E tu, amore mio, che cosa fai? Oggi aspettavo una tua lettera che non è arrivata e mi sento così sola senza poterti parlare che ho deciso di scriverti io, di nuovo.

Vorrei convincere la mamma a partire al più presto. Sento che solo con te, con voi, potrò riprendere le forze.

Abbiamo ricevuto la lettera di mio cugino Francesco che da * non riesce a contattare la famiglia. Scriveremo a don Felice di avvertire la moglie e di metterli in contatto. Anche per questo vorrei andare via. Ho paura che vengano i soldati e ci costringano a partire per il nord. La descrizione che il nostro parroco ha fatto di quei luoghi e della miseria in cui il nostro popolo sta soffrendo, a causa del suo stesso imperatore, è inimmaginabile.

Non so più nemmeno io se andar via dal Trentino e unirci agli italiani sia stata la scelta giusta. Vorrei che tutto finisse perché non ci saranno vincitori e vinti ma solo dolore, dolore e disperazione da ogni parte. Che cosa potremmo insegnare a Ettore? Che la guerra risolve i problemi? Che affermare una supremazia giova a qualcuno?

Lo so, non ho letto quel che tu hai letto, né ho ascoltato le discussioni con i tuoi amici. Parlo col cuore, e con gli occhi che guardano altri occhi senza più lacrime per la disperazione e la paura.

Dimmi come stai, ed Ettore? È riuscito a trovar pace? Ah, se gli stessi vicino sarebbe più facile. Giulio, non vedi che è l’unica soluzione? Fammi venire da te.

Ti amo alla follia, caro marito

tua, per sempre, Clara».

 

 

Fortunato Depero, Ballerina (1919-1920)

3 comments

  1. Elena Scrima /

    Gentile Adriana, questo racconto ‘a pezzi’ mi sta prendendo, è come se ogni domenica arrivasse una tessera per comporre un puzzle che non si sa quanto è grande… La lettera di Clara a Giulio è commovente… Naturalmente ho tanti interrogativi in sospeso.
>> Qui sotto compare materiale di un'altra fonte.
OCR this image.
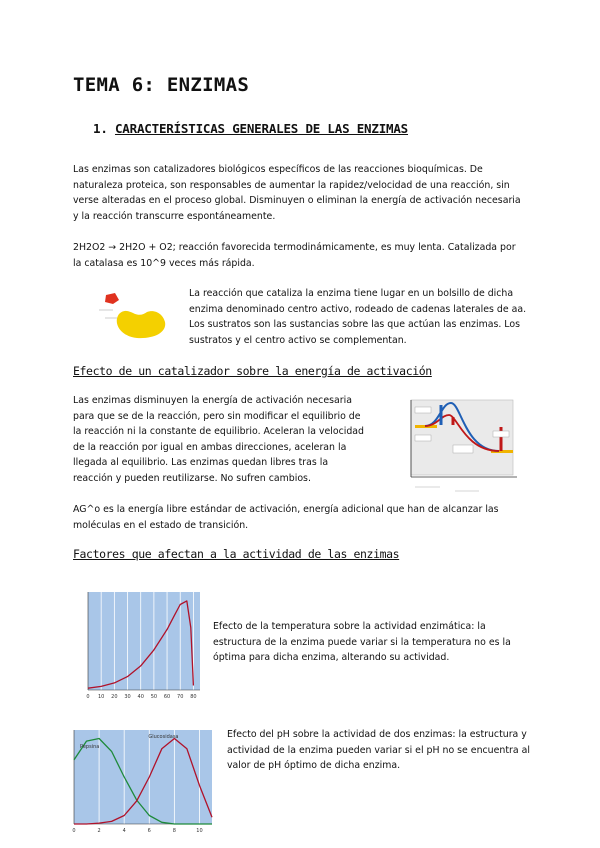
TEMA 6: ENZIMAS
1. CARACTERÍSTICAS GENERALES DE LAS ENZIMAS
Las enzimas son catalizadores biológicos específicos de las reacciones bioquímicas. De naturaleza proteica, son responsables de aumentar la rapidez/velocidad de una reacción, sin verse alteradas en el proceso global. Disminuyen o eliminan la energía de activación necesaria y la reacción transcurre espontáneamente.
2H2O2 → 2H2O + O2; reacción favorecida termodinámicamente, es muy lenta. Catalizada por la catalasa es 10^9 veces más rápida.
La reacción que cataliza la enzima tiene lugar en un bolsillo de dicha enzima denominado centro activo, rodeado de cadenas laterales de aa. Los sustratos son las sustancias sobre las que actúan las enzimas. Los sustratos y el centro activo se complementan.
Efecto de un catalizador sobre la energía de activación
Las enzimas disminuyen la energía de activación necesaria para que se de la reacción, pero sin modificar el equilibrio de la reacción ni la constante de equilibrio. Aceleran la velocidad de la reacción por igual en ambas direcciones, aceleran la llegada al equilibrio. Las enzimas quedan libres tras la reacción y pueden reutilizarse. No sufren cambios.
AG^o es la energía libre estándar de activación, energía adicional que han de alcanzar las moléculas en el estado de transición.
Factores que afectan a la actividad de las enzimas
0 10 20 30 40 50 60 70 80
Efecto de la temperatura sobre la actividad enzimática: la estructura de la enzima puede variar si la temperatura no es la óptima para dicha enzima, alterando su actividad.
0	2	4	6	8	10
Pepsina
Glucosidasa	Efecto del pH sobre la actividad de dos enzimas: la estructura y actividad de la enzima pueden variar si el pH no se encuentra al valor de pH óptimo de dicha enzima.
Perché Giulio non le ha risposto? Mi ero anche chiesta perché Giulio fosse partito con il bambino, ma poi l’ho capito nella seconda puntata. Allora accetto la suspence che si crea tra la pubblicazione di una parte e l’altra…, ma non si potrebbe rendere la suspence più adrenalinica? Più tessere!

    • Adriana Paolini /

      Cara Elena, ti ringrazio per le tue belle parole e anche per le tue sollecitazioni. Il mio è una sorta di ‘esperimento’. Mi piaceva l’idea di ricreare quell’attesa dei racconti a puntate sui giornali, un po’ in stile ‘feuilleton’, e dalle tue parole capisco che la direzione è quella giusta… Ma devo venire incontro ai lettori, hai ragione, e ho deciso di pubblicare la quarta puntata giovedì. Spero che questo possa rendere il ritmo più adrenalinico, come tu dici (o Adrianalinico, come dice un mio amico poeta). A proposito, di Clara sappiamo già nella prima puntata, e invece per il resto… dovrai aspettare.

      • Elena Scrima /

        Aspetterò con ansia giovedì… grazie Adriana. Le storie ci salveranno!